Hood spoke. “And when you see the abomination of desolation sitting in the Holy of Holies [21]– isn’t that when the world is supposed to end? I want the world to end now – with you and me standing on a hill.”

She was staring at the place with parted lips and she was paler than usual; he knew she understood something monstrous and symbolic in the scene; yet her first remark was short and trivial. On the nearest of the yellow brick boxes she could see the cheap colours of different advertisements; and larger than the rest a blue poster proclaiming “Vote for Hunter.” With a final touch of hatred, Hood remembered that it was the last and most important day of the election. But the girl had already found her voice.

“Is that Dr. Hunter?” she asked with very usual curiosity; “is he standing for parliament?”
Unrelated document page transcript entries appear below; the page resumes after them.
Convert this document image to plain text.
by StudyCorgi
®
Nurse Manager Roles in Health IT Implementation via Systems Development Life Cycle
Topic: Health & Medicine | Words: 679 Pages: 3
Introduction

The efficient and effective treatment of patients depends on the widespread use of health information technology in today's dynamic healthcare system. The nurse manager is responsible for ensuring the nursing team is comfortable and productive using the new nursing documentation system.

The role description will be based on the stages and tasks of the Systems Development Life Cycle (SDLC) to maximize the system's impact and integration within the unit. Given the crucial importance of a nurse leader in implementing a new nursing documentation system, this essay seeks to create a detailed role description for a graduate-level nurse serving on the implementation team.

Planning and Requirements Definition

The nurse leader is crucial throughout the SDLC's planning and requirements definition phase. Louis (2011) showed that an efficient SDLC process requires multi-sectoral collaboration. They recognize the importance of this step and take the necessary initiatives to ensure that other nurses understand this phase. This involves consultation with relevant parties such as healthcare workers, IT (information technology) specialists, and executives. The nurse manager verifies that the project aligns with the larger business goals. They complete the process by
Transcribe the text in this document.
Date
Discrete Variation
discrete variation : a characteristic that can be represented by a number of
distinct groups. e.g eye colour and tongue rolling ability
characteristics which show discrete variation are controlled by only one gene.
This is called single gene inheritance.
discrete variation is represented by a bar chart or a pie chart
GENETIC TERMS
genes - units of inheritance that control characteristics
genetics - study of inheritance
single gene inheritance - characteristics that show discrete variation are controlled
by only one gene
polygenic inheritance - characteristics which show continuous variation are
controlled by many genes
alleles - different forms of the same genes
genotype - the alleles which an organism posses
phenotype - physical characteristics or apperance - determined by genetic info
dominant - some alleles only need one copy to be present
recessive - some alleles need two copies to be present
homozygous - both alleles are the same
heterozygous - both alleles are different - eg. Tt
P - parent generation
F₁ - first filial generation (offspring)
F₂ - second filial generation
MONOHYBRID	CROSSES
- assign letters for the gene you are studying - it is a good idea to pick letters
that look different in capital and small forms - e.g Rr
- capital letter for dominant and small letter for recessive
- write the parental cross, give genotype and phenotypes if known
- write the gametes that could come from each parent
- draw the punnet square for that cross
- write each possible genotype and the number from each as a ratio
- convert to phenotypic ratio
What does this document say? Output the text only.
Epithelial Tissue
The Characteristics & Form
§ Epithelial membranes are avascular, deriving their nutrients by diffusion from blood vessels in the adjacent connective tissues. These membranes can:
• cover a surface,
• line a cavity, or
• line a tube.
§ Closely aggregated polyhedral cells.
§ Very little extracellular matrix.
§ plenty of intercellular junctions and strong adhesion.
A load that lay on Hood’s mind like a rock suddenly rose like an eagle; and he felt as if the hill he stood on were higher than Everest. He understood well enough that SHE would have known well enough whether Hunter was standing, if —

if there had been anything like what he supposed. Suddenly, the weight wasn’t there anymore, and he lost his balance and said something quite indefensible.

“I thought you would know. I thought you and he were probably… well, the truth is I thought you were engaged, though I really don’t know why.”

“I can’t imagine why,” said Elizabeth Seymour. “I heard he was engaged to Sir Samuel’s daughter. They’ve got our old place now, you know.”

There was a silence and then Hood spoke suddenly in a loud and cheerful voice.